During the whole of Wednesday Mr Dickens had manifested signs of illness, saying that he felt dull, and that the work on which he was engaged was burdensome to him. He came to the dinner-table at six o'clock and his sister-in-law, Miss Hogarth, observed that his eyes were full of tears. She did not like to mention this to him, but watched him anxiously, until, alarmed by the expression of his face, she proposed sending for medical assistance. He said "No" but said it with imperfect articulation. The next moment he complained of toothache, put his hand to the side of his head, and desired that the window might be shut. It was shut immediately, and Miss Hogarth went to him, and took his arm, intending to lead him from the room. After one or two steps he suddenly fell heavily on his left side, and remained unconscious and speechless until his death, which came at ten minutes past six on Thursday, just twenty-four hours after the attack. As soon as he fell a telegram was dispatched to his old friend and constant medical attendant, Mr Frank Carr Beard of Welbeck Street, who went to Gad's Hill immediately, but found the condition of his patient to be past hope.
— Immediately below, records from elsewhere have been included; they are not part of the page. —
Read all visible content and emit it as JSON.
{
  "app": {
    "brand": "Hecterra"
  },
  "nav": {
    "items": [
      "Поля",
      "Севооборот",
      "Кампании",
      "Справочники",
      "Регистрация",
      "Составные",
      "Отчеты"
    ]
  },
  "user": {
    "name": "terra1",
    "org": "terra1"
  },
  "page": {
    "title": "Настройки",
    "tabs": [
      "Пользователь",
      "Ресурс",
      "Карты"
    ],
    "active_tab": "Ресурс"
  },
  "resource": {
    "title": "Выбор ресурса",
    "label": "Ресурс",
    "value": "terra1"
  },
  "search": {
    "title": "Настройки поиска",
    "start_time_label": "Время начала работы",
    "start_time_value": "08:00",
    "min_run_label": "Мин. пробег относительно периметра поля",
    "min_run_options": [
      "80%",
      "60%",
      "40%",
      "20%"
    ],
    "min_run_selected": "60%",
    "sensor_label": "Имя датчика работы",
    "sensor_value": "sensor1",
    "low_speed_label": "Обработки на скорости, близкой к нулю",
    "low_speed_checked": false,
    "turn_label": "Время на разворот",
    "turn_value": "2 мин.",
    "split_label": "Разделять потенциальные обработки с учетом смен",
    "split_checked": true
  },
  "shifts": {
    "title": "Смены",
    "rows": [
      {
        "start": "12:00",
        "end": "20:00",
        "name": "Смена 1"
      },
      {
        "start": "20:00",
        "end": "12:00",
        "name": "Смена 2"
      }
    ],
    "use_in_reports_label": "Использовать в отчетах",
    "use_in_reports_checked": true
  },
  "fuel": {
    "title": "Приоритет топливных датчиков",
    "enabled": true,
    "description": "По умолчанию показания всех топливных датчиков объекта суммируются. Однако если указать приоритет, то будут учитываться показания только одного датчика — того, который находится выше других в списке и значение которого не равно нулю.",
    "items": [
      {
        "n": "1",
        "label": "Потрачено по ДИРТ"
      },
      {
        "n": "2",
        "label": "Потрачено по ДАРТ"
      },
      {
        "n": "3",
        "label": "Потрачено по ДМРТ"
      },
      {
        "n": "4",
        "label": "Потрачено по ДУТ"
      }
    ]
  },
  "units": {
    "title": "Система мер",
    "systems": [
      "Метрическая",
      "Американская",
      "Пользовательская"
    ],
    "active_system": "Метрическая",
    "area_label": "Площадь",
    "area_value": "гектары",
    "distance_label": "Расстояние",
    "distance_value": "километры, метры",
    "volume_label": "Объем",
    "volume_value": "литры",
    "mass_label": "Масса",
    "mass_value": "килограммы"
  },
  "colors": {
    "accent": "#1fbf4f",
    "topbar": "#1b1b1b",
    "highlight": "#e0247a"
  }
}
Mr Steele, of Strood, was already in attendance; and Dr Russell Reynolds went down on Thursday, Mr Beard himself remaining until the last.

(7) Arthur A. Adrian, Georgina Hogarth and the Dickens Circle (1957)

It was Ellen Ternan whom Georgina evidently held in the warmest affection, perhaps more for what Nelly had meant to Dickens than for what he had meant to her. The friendship continued even after Ellen's marriage - Dickens had then been dead six years - to George W. Robinson, a clergyman who later became headmaster of a school in Margate. Here Georgina and Mamie occasionally visited her.

In turn Ellen called at Georgina's home and in the 1880's sometimes brought her daughter with her. The daughter still remembers Georgina as "the sweet, kind old lady", one of her mother's special friends, who gave them some photographs of herself. Ellen Ternan Robinson died in 1914. Though Georgina frequently rallied to defend "the beloved memory" from one charge or another whenever by her own knowledge or belief she could honestly correct a misrepresentation, she apparently never made any statement as to what the Dickens-Ternan relationship had - or had not - been.

The attachment she displayed for women of whom Dickens had been fond - romantically or otherwise - suggests that her own devotion, though fervent to the point of obsession, partook of no jealous female possessiveness. Evidently she had always welcomed whatever service or solace any other woman offered her idol, feeling no compulsion to reserve for herself all rights to minister to him. Regardless of sex, age, or condition, "the many friends who loved him" were for ever assured of her grateful remembrance.

(8) Peter Ackroyd, Dickens (1990)

We might consider that at least as a hypothesis, therefore - all the evidence about dickens's character, and all the evidence we possess about Ellen Ternan herself, suggest that the relationship between them acted for Dickens as the realisation of one of his most enduring fictional fantasies. That of sexless marriage with a young, idealised virgin.

It has generally been assumed, however, that their relationship was indeed consummated, and that Ellen Ternan became his mistress. The rumours were only given wide currency in the 1930s when a certain Thomas Wright passed on the remarks of a Canon Benham - to whom, it seems, Ellen "disburdened her mind" in later life in an apparently very generalised way.